Given $f:X\to Y$ a finite morphism of schemes, with $Y$ locally noetherian, let's take a point $q\in Y$, and an affine noetherian open set $$q\in U=Spec(B)\subseteq Y$$ Then $$f^{-1}(U)=V=Spec(A)\subseteq X$$ is affine since a finite morphism is affine, and $A$ is a finitely generetade $A$-module. If $$K(q)= B_q/qB_q$$ we know that $$f^{-1}(q)\cong Spec(A\otimes_BK(q))$$ and this ring (that we'll call $A_q$) is a finitely generated $K(q)$ vector space.
Is it true that the cardinality of the fiber $f^{-1}(p)$ is equal to the dimension as a vector space of $A_q$?
We know that $A_q$ is an artinian ring, but this doesn't seem to be enough, since $\mathbb C$ has only one prime ideal, but it's a 2 dimension vector space on $\mathbb R$..

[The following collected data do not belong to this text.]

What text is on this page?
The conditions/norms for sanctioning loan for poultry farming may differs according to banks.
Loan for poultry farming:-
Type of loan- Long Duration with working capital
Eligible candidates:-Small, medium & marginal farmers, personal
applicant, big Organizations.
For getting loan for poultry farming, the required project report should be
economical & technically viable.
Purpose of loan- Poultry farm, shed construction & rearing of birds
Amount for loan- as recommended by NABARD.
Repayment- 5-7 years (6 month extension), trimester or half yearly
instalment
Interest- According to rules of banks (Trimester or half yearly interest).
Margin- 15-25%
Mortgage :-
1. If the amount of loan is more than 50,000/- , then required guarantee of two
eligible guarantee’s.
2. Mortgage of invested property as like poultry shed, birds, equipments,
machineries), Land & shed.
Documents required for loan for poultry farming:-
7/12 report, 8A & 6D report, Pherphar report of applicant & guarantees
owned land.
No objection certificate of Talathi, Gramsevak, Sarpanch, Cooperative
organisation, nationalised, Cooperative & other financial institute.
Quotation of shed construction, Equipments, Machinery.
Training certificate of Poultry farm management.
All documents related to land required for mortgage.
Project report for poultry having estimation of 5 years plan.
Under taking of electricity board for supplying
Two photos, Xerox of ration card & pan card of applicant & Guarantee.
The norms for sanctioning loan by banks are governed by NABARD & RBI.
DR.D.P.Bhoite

This isn't true. Consider a finite Galois extension $K$ of $\mathbf{Q}$ in which the prime $p$ is inert. Look at the morphism $\mathrm{Spec}(\mathscr{O}_K)\to\mathrm{Spec}(\mathbf{Z})$, which is finite. The fiber over $(p)$ is the spectrum of $\mathscr{O}_K\otimes_\mathbf{Z}\mathbf{F}_p=\mathscr{O}_K/p\mathscr{O}_K$. The dimension of $\mathscr{O}_K/p\mathscr{O}_K$ over $\mathbf{F}_p$ is $[K:\mathbf{Q}_p]$, but the cardinality of its spectrum is just $1$, since it's a field.